The Aussie says she'll never forget the key lessons she learned on that day. By Chris Oddo | @TheFanChild | Friday January 21, 2022
Tennis is a game for life, and the more we can hang onto and grow from our experiences the better we can be. It’s true for recreational hacks like myself, and it’s also true for the best players in the world. Take World No.1 Ash Barty for instance.
On Friday night in Melbourne Barty reflected on her wild 2019 semifinal with Amanda Anisimova at Roland-Garros.
The match was played under some of the most brutal weather conditions, with spots of rain and gusting wind. Barty dropped the first set and found herself down 3-0 in the second before turning things around.

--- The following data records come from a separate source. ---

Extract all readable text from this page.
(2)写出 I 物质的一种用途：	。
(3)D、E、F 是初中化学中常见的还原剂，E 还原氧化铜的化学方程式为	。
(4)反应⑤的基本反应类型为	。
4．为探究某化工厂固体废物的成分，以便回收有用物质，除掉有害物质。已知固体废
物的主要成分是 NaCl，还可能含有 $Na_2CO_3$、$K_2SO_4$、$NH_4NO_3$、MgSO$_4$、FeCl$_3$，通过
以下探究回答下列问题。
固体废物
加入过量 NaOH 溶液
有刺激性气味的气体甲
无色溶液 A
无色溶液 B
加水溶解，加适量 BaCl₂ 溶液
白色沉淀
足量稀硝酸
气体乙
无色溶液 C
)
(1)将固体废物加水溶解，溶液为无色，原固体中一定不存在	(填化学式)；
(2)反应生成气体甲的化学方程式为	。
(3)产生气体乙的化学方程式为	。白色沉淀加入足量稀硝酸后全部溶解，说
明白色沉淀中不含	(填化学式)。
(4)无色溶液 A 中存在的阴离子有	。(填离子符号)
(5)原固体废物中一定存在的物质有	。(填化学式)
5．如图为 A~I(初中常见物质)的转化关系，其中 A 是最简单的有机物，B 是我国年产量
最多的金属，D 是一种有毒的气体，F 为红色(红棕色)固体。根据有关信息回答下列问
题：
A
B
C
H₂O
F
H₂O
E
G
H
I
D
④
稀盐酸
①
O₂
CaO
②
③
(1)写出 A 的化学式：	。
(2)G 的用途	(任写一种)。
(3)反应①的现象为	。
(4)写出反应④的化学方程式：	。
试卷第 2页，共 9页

It’s an experience she’ll never forget.
“I remember that I learned a lot from that moment,” she said. “That was a turning point in my career, and you have to be able to take learnings from those moments, as hard as they are sometimes, and I was able to navigate and find a way through. Which at that point in my life, in my career, it was a massive turning point.”
Barty went on to defeat Marketa Vondrousova in the final for her first major title. The general feeling was that it was a huge surprise that the Aussie won her first major on clay.
“Yeah, obviously it feels like it's a lifetime ago, but some of those memories are still really vivid,” she said. “Without a doubt we will take that and use that experience, use those feelings and those emotions as best we can come Sunday.”
Barty says what sticks with her is learning how to rely on herself as a problem solver.
“I remember the biggest moment of that match was coming out of the chair at 3-Love down the second set,” she said. “I remember that to this very day what I was saying to myself at that change of ends. From then on, it's held me in pretty good stead, sticking to those values and continuing to try and grow each and every time on court and problem-solve and work my way through.
“It hasn't worked every time, but it's made me really comfortable and made me feel like I belong out on the court. I get to do it my way. I get to be unique. I get to experiment and I get to have fun with it.”